Na passarela da Fenearte, o estilista vai apresentar 25 looks criados ao longo da carreira, todos a partir de tecidos reaproveitados, mas com um olhar de aperfeiçoamento técnico — uso de máquinas industriais e capricho no acabamento.

Antes do desfile, o estilista participa de uma conversa sobre o tema Manifesto da Sulanca, ao lado do conterrâneo Rodolfo Alves. O documento traz dez pontos de atenção sobre a feira.

Pesquisar para descobrir

Além de estilista, Jorge é pesquisador. Está finalizando um mestrado na Universidade de São Paulo (USP), na Escola de Artes, Ciências e Humanidades (EACH), tendo a sulanca como tema. "Existe um tesouro nesse fazer. E, quando se fala hoje em sustentabilidade, em upcycling, isso já era praticado na sulanca nos anos 1950 e 1960. A indústria chegou depois com seus termos em inglês, mas o saber-fazer já estava aqui", defende.

Na pesquisa, ele descobriu que ainda há pessoas que trabalham com retalhos, como nos anos 60 e 70. "Entrevistei mulheres que continuam usando esse método, criando a partir dos restos. Fiquei encantado com a produção delas. Uma pesquisa que pretendo fazer futuramente é mapear quem ainda trabalha assim. Não há dados sobre isso", adianta.

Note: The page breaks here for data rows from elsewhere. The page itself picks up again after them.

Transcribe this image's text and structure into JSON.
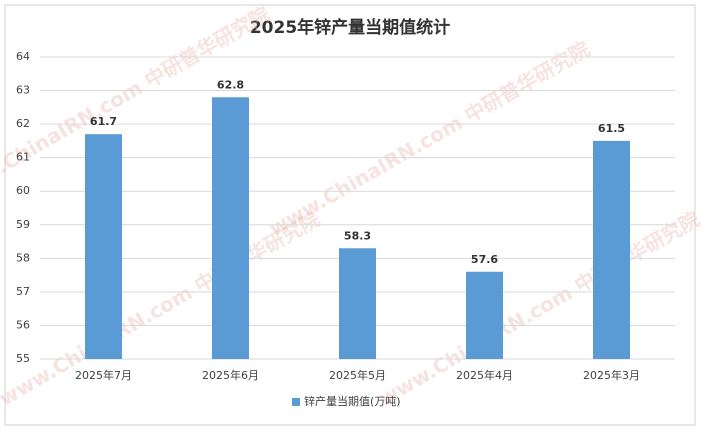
{
  "chart_data": {
    "type": "bar",
    "title": "2025年锌产量当期值统计",
    "categories": [
      "2025年7月",
      "2025年6月",
      "2025年5月",
      "2025年4月",
      "2025年3月"
    ],
    "series": [
      {
        "name": "锌产量当期值(万吨)",
        "color": "#5b9bd5",
        "values": [
          61.7,
          62.8,
          58.3,
          57.6,
          61.5
        ]
      }
    ],
    "ylim": [
      55,
      64
    ],
    "yticks": [
      55,
      56,
      57,
      58,
      59,
      60,
      61,
      62,
      63,
      64
    ],
    "grid": true,
    "watermark": "www.ChinaIRN.com 中研普华研究院"
  }
}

Ele acredita que, se esses grupos forem identificados, é possível contribuir com a melhoria das condições de trabalho delas, entendendo suas necessidades, oferecendo apoio técnico, criativo e logístico. “A modernidade pode ser ensinar gestão, aprimorar técnicas — sem destruir a essência do que fazem", sugere.

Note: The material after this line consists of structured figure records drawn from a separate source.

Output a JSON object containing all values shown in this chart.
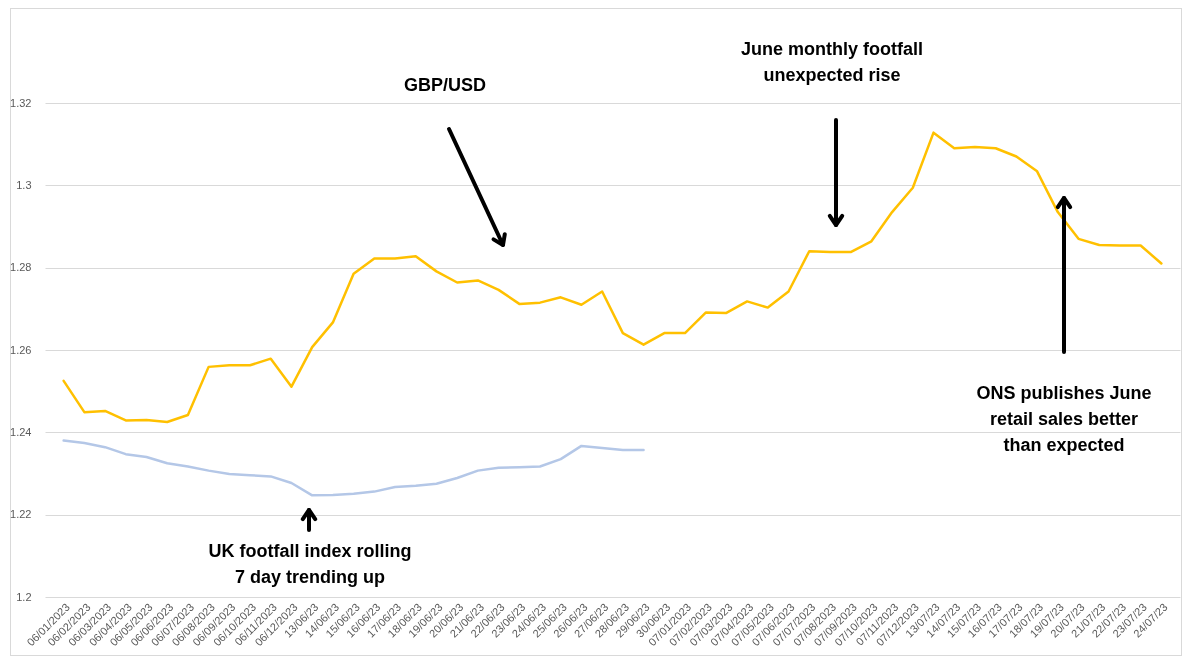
{
  "chart_data": {
    "type": "line",
    "categories": [
      "06/01/2023",
      "06/02/2023",
      "06/03/2023",
      "06/04/2023",
      "06/05/2023",
      "06/06/2023",
      "06/07/2023",
      "06/08/2023",
      "06/09/2023",
      "06/10/2023",
      "06/11/2023",
      "06/12/2023",
      "13/06/23",
      "14/06/23",
      "15/06/23",
      "16/06/23",
      "17/06/23",
      "18/06/23",
      "19/06/23",
      "20/06/23",
      "21/06/23",
      "22/06/23",
      "23/06/23",
      "24/06/23",
      "25/06/23",
      "26/06/23",
      "27/06/23",
      "28/06/23",
      "29/06/23",
      "30/06/23",
      "07/01/2023",
      "07/02/2023",
      "07/03/2023",
      "07/04/2023",
      "07/05/2023",
      "07/06/2023",
      "07/07/2023",
      "07/08/2023",
      "07/09/2023",
      "07/10/2023",
      "07/11/2023",
      "07/12/2023",
      "13/07/23",
      "14/07/23",
      "15/07/23",
      "16/07/23",
      "17/07/23",
      "18/07/23",
      "19/07/23",
      "20/07/23",
      "21/07/23",
      "22/07/23",
      "23/07/23",
      "24/07/23"
    ],
    "series": [
      {
        "color": "#ffc000",
        "values": [
          1.2525,
          1.2449,
          1.2452,
          1.2429,
          1.243,
          1.2425,
          1.2442,
          1.2559,
          1.2563,
          1.2563,
          1.2579,
          1.2511,
          1.2607,
          1.2667,
          1.2785,
          1.2822,
          1.2822,
          1.2828,
          1.2791,
          1.2764,
          1.2769,
          1.2746,
          1.2712,
          1.2715,
          1.2728,
          1.271,
          1.2742,
          1.2641,
          1.2613,
          1.2641,
          1.2641,
          1.2691,
          1.269,
          1.2718,
          1.2703,
          1.2742,
          1.284,
          1.2838,
          1.2838,
          1.2864,
          1.2935,
          1.2994,
          1.3128,
          1.309,
          1.3093,
          1.309,
          1.307,
          1.3034,
          1.2935,
          1.287,
          1.2855,
          1.2854,
          1.2854,
          1.281
        ]
      },
      {
        "color": "#b4c7e7",
        "values": [
          1.238,
          1.2374,
          1.2364,
          1.2347,
          1.234,
          1.2325,
          1.2317,
          1.2307,
          1.2299,
          1.2296,
          1.2293,
          1.2277,
          1.2247,
          1.2248,
          1.2251,
          1.2256,
          1.2267,
          1.227,
          1.2275,
          1.2289,
          1.2307,
          1.2314,
          1.2315,
          1.2317,
          1.2335,
          1.2367,
          1.2362,
          1.2357,
          1.2357,
          null,
          null,
          null,
          null,
          null,
          null,
          null,
          null,
          null,
          null,
          null,
          null,
          null,
          null,
          null,
          null,
          null,
          null,
          null,
          null,
          null,
          null,
          null,
          null,
          null
        ]
      }
    ],
    "ylim": [
      1.2,
      1.32
    ],
    "yticks": [
      1.2,
      1.22,
      1.24,
      1.26,
      1.28,
      1.3,
      1.32
    ],
    "grid": "y",
    "annotations": [
      "GBP/USD",
      "June monthly footfall unexpected rise",
      "ONS publishes June retail sales better than expected",
      "UK footfall index rolling 7 day trending up"
    ]
  }
}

Na passarela da Fenearte, ele não apenas desfila roupas: compartilha vivências, afeto, política e pertencimento. Mostra que, da terra da sulanca, brotam narrativas capazes de redesenhar a moda — com agulha, com linha e com memória.

Camila Svenson/Divulgação
Desfile de Jorge Feitosa reúne looks criados ao longo de seus mais de 20 anos de trajetória - Camila Svenson/Divulgação

Sulanca como artesanato

“Tenho um desejo muito forte de que essa pesquisa que venho desenvolvendo possa se reverter em ações concretas para quem ainda faz sulanca. Um sonho imediato seria ver a sulanca reconhecida como artesanato. Trata-se de um saber-fazer artesanal.

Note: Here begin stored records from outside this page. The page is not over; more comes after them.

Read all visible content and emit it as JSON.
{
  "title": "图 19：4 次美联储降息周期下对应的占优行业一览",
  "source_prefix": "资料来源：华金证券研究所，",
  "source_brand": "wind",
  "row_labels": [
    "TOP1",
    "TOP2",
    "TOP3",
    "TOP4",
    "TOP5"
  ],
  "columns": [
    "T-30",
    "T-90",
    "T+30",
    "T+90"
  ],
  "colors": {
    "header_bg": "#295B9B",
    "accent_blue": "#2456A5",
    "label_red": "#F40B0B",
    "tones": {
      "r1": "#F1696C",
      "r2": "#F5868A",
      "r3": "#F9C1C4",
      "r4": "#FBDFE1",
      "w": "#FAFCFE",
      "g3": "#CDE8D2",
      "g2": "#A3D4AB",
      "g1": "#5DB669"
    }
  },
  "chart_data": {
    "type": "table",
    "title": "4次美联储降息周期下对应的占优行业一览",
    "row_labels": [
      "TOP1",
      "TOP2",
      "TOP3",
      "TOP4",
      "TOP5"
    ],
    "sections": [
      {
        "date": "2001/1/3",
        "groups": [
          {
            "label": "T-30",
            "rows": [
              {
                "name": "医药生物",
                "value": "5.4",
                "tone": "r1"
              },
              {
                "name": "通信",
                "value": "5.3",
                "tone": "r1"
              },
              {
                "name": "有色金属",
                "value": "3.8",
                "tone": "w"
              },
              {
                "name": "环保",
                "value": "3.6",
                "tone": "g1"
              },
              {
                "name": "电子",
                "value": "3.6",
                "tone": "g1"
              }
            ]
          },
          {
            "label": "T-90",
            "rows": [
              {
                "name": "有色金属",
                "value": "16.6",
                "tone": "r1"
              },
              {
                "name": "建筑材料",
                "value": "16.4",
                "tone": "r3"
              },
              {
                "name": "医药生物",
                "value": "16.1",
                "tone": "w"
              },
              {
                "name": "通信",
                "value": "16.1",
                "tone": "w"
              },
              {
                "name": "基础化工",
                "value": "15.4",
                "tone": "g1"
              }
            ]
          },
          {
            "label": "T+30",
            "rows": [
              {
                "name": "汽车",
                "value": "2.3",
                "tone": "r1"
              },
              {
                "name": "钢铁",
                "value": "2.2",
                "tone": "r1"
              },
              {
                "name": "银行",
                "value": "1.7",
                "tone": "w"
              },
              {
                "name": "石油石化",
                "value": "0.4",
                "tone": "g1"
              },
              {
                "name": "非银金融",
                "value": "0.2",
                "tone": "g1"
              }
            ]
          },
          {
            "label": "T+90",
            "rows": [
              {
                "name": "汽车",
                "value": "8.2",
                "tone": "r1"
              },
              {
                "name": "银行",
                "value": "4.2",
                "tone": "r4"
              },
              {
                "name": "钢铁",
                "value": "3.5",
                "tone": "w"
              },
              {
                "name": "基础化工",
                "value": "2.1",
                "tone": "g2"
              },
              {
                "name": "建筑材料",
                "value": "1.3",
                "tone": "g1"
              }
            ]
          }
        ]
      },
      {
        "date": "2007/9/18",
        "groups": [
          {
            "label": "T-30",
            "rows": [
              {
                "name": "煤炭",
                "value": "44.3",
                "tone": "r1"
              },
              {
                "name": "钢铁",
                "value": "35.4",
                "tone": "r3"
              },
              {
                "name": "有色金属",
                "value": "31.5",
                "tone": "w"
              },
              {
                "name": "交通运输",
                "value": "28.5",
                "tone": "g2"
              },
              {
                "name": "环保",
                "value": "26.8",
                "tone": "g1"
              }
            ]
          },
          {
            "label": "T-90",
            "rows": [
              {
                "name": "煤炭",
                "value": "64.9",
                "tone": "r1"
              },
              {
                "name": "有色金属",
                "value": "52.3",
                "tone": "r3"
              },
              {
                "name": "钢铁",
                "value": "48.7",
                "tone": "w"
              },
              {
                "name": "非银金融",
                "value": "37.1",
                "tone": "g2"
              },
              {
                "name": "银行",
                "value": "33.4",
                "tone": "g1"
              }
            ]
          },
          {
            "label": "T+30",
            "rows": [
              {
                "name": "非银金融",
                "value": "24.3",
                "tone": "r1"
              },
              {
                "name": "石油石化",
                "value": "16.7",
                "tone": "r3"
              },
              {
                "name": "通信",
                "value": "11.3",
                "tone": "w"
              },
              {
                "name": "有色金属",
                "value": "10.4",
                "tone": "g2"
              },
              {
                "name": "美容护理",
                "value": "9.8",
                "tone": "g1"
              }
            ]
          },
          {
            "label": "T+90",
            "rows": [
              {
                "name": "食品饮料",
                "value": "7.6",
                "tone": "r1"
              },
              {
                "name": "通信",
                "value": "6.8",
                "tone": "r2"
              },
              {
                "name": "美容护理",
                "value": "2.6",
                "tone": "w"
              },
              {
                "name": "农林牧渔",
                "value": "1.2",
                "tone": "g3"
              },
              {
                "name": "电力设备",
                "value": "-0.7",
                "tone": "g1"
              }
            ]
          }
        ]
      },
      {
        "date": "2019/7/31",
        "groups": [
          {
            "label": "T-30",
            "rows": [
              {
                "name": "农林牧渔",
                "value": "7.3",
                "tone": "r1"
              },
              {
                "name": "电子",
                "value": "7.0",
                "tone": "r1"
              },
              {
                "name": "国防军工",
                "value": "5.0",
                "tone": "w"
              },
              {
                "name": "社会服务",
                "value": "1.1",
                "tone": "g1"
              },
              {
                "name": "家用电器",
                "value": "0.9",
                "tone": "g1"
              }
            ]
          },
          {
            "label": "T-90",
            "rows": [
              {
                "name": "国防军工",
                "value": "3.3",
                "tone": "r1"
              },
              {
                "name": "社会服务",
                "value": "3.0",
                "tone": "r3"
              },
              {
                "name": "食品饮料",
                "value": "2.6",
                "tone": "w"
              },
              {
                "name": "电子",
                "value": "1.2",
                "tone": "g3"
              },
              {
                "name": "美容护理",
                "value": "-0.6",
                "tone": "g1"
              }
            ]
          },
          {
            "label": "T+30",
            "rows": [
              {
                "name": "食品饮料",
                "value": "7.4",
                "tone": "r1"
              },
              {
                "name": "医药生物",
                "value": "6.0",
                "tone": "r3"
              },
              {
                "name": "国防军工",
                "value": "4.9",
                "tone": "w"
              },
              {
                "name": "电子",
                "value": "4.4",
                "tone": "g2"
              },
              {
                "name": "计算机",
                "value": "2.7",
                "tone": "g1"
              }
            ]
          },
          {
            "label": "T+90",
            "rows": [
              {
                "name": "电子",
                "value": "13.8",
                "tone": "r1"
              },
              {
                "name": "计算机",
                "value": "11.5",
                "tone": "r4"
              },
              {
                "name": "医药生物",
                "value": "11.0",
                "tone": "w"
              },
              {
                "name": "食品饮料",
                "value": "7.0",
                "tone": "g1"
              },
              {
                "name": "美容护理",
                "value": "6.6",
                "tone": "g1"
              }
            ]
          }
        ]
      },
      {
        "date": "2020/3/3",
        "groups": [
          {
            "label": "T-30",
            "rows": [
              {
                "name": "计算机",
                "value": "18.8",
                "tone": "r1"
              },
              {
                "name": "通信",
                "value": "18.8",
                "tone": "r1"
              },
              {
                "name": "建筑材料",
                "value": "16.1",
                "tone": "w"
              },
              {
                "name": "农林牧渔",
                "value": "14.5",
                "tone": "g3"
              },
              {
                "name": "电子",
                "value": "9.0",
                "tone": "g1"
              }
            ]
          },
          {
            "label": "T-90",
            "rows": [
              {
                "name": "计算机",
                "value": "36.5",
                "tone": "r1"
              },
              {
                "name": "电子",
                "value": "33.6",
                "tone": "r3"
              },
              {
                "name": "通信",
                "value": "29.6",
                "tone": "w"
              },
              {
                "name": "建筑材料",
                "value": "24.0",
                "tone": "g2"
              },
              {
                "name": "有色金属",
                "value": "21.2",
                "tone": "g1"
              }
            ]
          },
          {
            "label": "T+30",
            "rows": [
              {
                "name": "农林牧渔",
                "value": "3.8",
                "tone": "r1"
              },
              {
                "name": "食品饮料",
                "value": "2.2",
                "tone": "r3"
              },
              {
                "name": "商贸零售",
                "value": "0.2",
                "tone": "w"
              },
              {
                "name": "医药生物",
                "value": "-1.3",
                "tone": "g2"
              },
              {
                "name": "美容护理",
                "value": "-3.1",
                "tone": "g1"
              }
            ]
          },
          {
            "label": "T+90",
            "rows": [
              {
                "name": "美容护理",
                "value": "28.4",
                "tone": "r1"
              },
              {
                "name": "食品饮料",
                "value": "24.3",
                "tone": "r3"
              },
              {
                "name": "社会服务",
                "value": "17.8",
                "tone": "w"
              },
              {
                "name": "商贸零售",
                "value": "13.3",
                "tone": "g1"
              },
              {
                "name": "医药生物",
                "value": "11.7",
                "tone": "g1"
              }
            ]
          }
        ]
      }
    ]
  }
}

Se alguém acha que a sulanca não é isso, tudo bem, que continue com suas confecções. Mas, para quem entende o valor disso, esse reconhecimento poderia atrair outro tipo de público, com outro olhar, com outra potência econômica e criativa. A sulanca, para mim, é como uma botija enterrada, cheia de tesouros esperando para serem descobertos", define, com a propriedade de quem devota a história de uma vida à sulanca.